Utilization of coding technology between antenna subarrays enables practical implementation of millimeter-wave high-speed communications
Fujitsu Laboratories Ltd. today announced that it has built a prototype wireless unit incorporating inter-subarray coding technology, which makes it possible to achieve high-speed transmissions, in excess of 10 Gbps, for 5G mobile wireless base stations and access points. It has achieved these high speeds whilst maintaining low power consumption levels on par with Wi-Fi. In verification tests, the prototype successfully transmitted signals simultaneously to multiple devices.
In order to achieve 5G ultra high-speed communications, for which development is ongoing with the aim of practical implementation by about 2020, attention is centered on technology that uses the millimeter waveband and multiple antenna elements to simultaneously transmit signals as beams to each individual device. Currently, hybrid beamforming is being developed which could reduce the number of circuits, which consume a lot of power, by controlling both digital and analog circuits. However, this method has issues as interference occurs when sending signals to multiple devices, leading to reduced transmission rates. Now, Fujitsu Laboratories has verified the effectiveness of this newly developed technology that can reduce this interference, limiting the reduction in transmission speed while still achieving low power consumption.
With this technology, it is now possible for users in an area with a high concentration of other users to simultaneously, and with stability, communicate at high rates.
Details of this technology will be announced at the International Symposium on Personal, Indoor and Mobile Radio Communications (PIMRC2016), being held in Valencia, Spain, September 4-7.
With the spread of smart devices, wireless data communications traffic volume has been almost doubling every year, and it is predicted that by about 2020 it will be 1,000 times greater than in 2010. For this reason, research into 5G mobile wireless communications technology that can achieve transmission speeds in excess of 10 Gbps has been ongoing around the world.
Methods for increasing transmissions capacity include reducing the area radius covered by mobile phone base stations and Wi-Fi access points, thus increasing the number of devices that can transmit in a given area, or by using a wide bandwidth.

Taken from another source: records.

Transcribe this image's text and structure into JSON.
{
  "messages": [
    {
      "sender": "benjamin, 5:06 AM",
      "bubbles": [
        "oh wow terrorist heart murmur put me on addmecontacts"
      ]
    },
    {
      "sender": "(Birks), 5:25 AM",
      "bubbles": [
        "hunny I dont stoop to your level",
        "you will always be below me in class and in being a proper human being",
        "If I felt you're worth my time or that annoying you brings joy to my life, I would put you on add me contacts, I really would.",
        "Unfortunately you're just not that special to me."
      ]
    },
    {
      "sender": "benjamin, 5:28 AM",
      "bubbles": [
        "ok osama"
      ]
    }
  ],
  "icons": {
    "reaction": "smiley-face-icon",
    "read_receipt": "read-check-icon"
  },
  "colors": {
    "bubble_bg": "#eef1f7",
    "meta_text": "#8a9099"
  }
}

High-speed communications using millimeter waves, which can make use of several gigahertz of bandwidth, may rely on mobile phone base stations and Wi-Fi access points installed at distances between a few dozen meters and a few hundred meters apart. This means that a large number of wireless systems are necessary, therefore reducing the power consumption of wireless systems is extremely important.

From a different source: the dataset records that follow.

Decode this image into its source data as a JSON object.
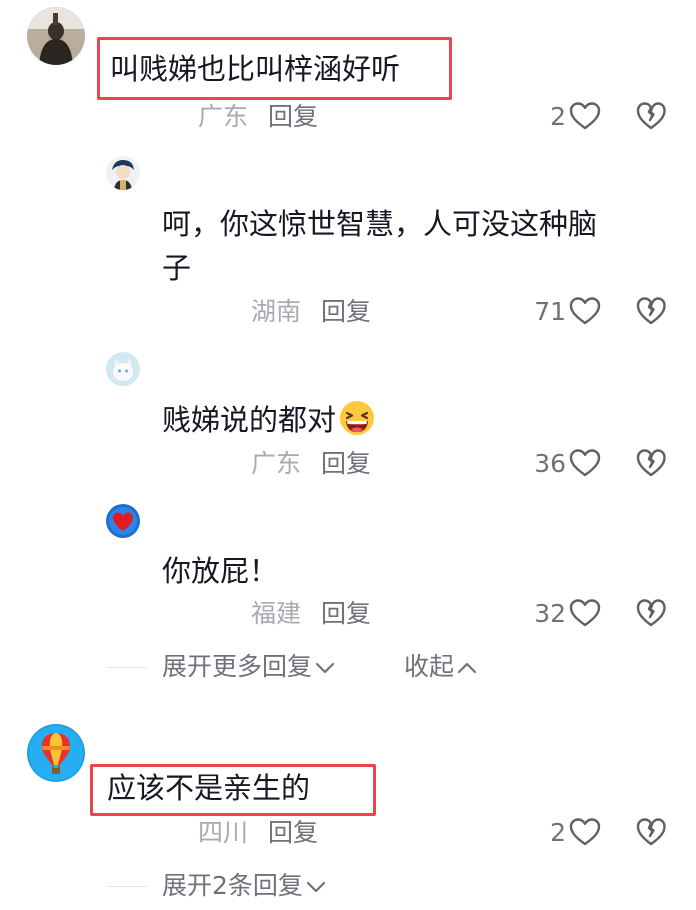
{
  "comments": [
    {
      "text": "叫贱娣也比叫梓涵好听",
      "location": "广东",
      "reply_label": "回复",
      "likes": "2",
      "replies": [
        {
          "text_line1": "呵，你这惊世智慧，人可没这种脑",
          "text_line2": "子",
          "location": "湖南",
          "reply_label": "回复",
          "likes": "71"
        },
        {
          "text": "贱娣说的都对",
          "emoji": "grinning-squint-emoji",
          "location": "广东",
          "reply_label": "回复",
          "likes": "36"
        },
        {
          "text": "你放屁！",
          "location": "福建",
          "reply_label": "回复",
          "likes": "32"
        }
      ],
      "expand_more": "展开更多回复",
      "collapse": "收起"
    },
    {
      "text": "应该不是亲生的",
      "location": "四川",
      "reply_label": "回复",
      "likes": "2",
      "expand": "展开2条回复"
    }
  ],
  "icons": {
    "like": "heart-outline-icon",
    "dislike": "broken-heart-icon",
    "expand": "chevron-down-icon",
    "collapse": "chevron-up-icon"
  },
  "colors": {
    "highlight": "#e8454f",
    "text": "#161823",
    "secondary": "#6f717b",
    "location": "#a8aab2"
  }
}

In the effort to achieve ultra high-speed 5G communications, attention is focused on the use of the millimeter waveband and on massive multiple input, multiple output (massive MIMO) technology, which control multiple antenna elements to send radio wave beams to each device. The antenna elements require D/A circuits, which convert digital signals to analog in order to send signals from the antenna. However, with the millimeter wave band, if digital beamforming is used where each antenna element uses one D/A circuit, multiple high-speed D/A circuits become necessary, creating the problem of increased power consumption.
Therefore, by carrying out some of the signal processing in the analog antenna element, multiple antenna elements can be connected to a single D/A circuit, enabling power consumption reductions by reducing the number of D/A circuits. However, with this hybrid beamforming in which beams are generated in both analog and digital, the beams directed at end-user devices such as smartphones, interfere with each other leading to a reduction in transmission rates. For example, in a system with 128 antenna elements, and 8 multiplexed beams, the number of D/A circuits with hybrid beamforming can be reduced to one sixteenth that of digital beamforming, but because the multiplexed beams interfere with each other, the transmission rate falls to a maximum of one eighth that of digital.